There’s not much in the news these days to cheer us up. Brexit is a political disaster driven by a collection of snollygosters and throttlebottoms; President Erdogan of Turkey is hellbent on causing mayhem and misery to the Kurdish and Syrian people who live on the Syrian side of the Turkey-Syria border; Chile is in flames over the rising cost of living and ever-increasing rich-poor divide; the Amazon rainforest is fast disappearing under Bolsonaro’s presidency; and nobody cares about the plight of the Palestinians anymore. But, one thing cheered me up recently – ‘Happy to Chat’ signs appearing on park benches.
A 53-year-old lady from Cardiff, Allison Owen-Jones, observed an elderly man sitting alone on a park bench for 40 minutes. During that time, she noticed that nobody stopped to say hello or chose to sit beside him. Was he lonely? Did he want to be alone? Or was he just looking for a bit of company? And then, Allison had her brilliant idea. Why not make a few ‘Happy to Chat’ placards and place them on the back of some of the park benches so that anyone in need of temporary company could elect to sit on the bench and, as it were, offer themselves up for a bit of chat?
The idea has gone viral. A UK senior citizen charity is liaising with local police forces to select appropriate park benches and even approve and allow chat-bench volunteers. The idea is not only spreading across the UK; organisations in Canada, United States, Switzerland, Ukraine and Australia have begun to adopt the practice, thus demonstrating the power of social media.
It truly is a remarkable concept. Since we’ve retired, my wife and I have gone regularly to a chalet in the alpine Swiss village/municipality of Gryon. Gryon is close to a major ski area, Villars-sur-Ollon, but retains much of its original village attributes, that is, it has not been overrun by large hotels and other amenities designed to attract winter sports tourists. One of the things I noticed when we first started going to Gryon was that if you walk down to the local grocery store, Marché Gryonnais, anybody you met on the walk down the road – man, woman or child – always said ‘Bonjour’. It’s a nice gesture and I’ve noticed the same in other Swiss villages and close-by French villages and towns. But, not so here in the UK unless it’s a very small community where everyone knows everyone. In my experience, it’s rare that strangers greet each other. The exceptions are if you are walking along a footpath, with or without a dog, or hiking along a long-distance path. Long-distance walkers always greet each other.

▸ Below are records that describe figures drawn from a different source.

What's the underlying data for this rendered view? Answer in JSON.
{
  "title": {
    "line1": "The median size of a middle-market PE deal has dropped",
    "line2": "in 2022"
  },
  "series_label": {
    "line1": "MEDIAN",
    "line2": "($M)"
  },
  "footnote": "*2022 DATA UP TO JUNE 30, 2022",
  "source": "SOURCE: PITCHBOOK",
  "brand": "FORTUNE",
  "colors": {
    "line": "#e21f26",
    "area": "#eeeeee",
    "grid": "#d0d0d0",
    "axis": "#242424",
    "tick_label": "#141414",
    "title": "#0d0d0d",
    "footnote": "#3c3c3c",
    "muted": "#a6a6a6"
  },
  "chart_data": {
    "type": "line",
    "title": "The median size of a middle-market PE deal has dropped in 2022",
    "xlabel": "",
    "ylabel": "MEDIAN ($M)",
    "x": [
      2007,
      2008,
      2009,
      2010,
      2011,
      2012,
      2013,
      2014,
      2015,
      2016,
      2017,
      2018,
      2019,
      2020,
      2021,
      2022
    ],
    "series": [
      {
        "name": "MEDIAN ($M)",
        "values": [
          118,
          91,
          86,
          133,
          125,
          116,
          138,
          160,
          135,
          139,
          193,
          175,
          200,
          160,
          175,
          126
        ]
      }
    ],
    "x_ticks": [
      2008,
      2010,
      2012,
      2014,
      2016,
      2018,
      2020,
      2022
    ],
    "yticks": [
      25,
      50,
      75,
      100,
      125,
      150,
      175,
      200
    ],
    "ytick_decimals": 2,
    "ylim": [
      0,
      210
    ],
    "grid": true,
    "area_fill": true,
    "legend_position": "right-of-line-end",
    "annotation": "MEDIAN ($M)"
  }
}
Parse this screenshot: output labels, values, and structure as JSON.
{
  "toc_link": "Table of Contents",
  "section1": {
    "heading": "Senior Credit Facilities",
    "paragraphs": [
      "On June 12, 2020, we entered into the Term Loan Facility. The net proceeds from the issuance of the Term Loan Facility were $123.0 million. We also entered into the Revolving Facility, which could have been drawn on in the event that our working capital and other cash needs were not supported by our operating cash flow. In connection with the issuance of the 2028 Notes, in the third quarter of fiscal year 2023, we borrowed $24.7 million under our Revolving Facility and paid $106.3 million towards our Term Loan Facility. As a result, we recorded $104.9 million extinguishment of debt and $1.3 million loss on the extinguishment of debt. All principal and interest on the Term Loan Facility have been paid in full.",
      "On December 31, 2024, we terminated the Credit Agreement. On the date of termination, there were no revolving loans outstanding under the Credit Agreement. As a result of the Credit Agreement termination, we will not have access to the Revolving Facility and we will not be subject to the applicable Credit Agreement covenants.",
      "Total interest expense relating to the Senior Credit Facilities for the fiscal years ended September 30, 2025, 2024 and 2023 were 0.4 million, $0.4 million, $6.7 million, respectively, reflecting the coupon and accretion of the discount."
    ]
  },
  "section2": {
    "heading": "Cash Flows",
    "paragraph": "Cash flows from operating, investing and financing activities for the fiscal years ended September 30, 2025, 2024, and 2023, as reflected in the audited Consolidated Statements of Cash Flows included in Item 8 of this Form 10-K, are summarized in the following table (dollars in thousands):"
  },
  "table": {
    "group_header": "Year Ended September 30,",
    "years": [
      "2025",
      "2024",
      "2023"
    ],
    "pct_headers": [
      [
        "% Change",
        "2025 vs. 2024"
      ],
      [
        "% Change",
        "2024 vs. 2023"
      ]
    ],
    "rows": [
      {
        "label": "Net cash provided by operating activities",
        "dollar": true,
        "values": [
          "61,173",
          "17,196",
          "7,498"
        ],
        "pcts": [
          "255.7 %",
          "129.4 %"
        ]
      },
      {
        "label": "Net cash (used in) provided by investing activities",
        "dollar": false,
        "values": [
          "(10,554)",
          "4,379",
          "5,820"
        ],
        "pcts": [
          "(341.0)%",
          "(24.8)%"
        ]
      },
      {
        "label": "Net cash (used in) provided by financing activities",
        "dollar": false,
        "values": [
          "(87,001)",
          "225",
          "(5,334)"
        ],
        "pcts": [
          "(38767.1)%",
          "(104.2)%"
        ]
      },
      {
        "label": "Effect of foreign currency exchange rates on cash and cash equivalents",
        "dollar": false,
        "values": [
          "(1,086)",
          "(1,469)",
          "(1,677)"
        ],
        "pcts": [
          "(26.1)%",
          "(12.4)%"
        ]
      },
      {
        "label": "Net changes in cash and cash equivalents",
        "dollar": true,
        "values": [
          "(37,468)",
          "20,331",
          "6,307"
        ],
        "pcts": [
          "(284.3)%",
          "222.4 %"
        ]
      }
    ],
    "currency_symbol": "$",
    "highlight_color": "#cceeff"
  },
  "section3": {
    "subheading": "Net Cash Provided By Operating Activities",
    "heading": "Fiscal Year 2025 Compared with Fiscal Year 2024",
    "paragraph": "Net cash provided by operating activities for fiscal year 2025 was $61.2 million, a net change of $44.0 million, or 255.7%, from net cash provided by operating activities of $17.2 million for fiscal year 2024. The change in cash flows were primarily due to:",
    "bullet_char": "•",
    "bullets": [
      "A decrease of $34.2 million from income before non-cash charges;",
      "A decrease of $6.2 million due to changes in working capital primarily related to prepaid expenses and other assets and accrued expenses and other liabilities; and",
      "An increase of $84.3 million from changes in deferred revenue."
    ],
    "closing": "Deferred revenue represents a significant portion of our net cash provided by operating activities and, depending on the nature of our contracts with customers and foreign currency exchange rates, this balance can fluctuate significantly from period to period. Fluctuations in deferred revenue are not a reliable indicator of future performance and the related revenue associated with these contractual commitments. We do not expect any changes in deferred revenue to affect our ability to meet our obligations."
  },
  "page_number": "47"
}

I like Allison Owen-Jones’s initiative. Lonely elderly people like to talk, to share their lifetime experiences, pass on hard-won wisdom, enquire about new social trends, and so on and, one day, I may have to take advantage of it. Let us hope, however, that the idea won’t be exploited and abused by those appearing to be friendly but with nefarious objectives. Perfidious knaves and rapscallions, keep away! Only genuine bench-chatters need apply.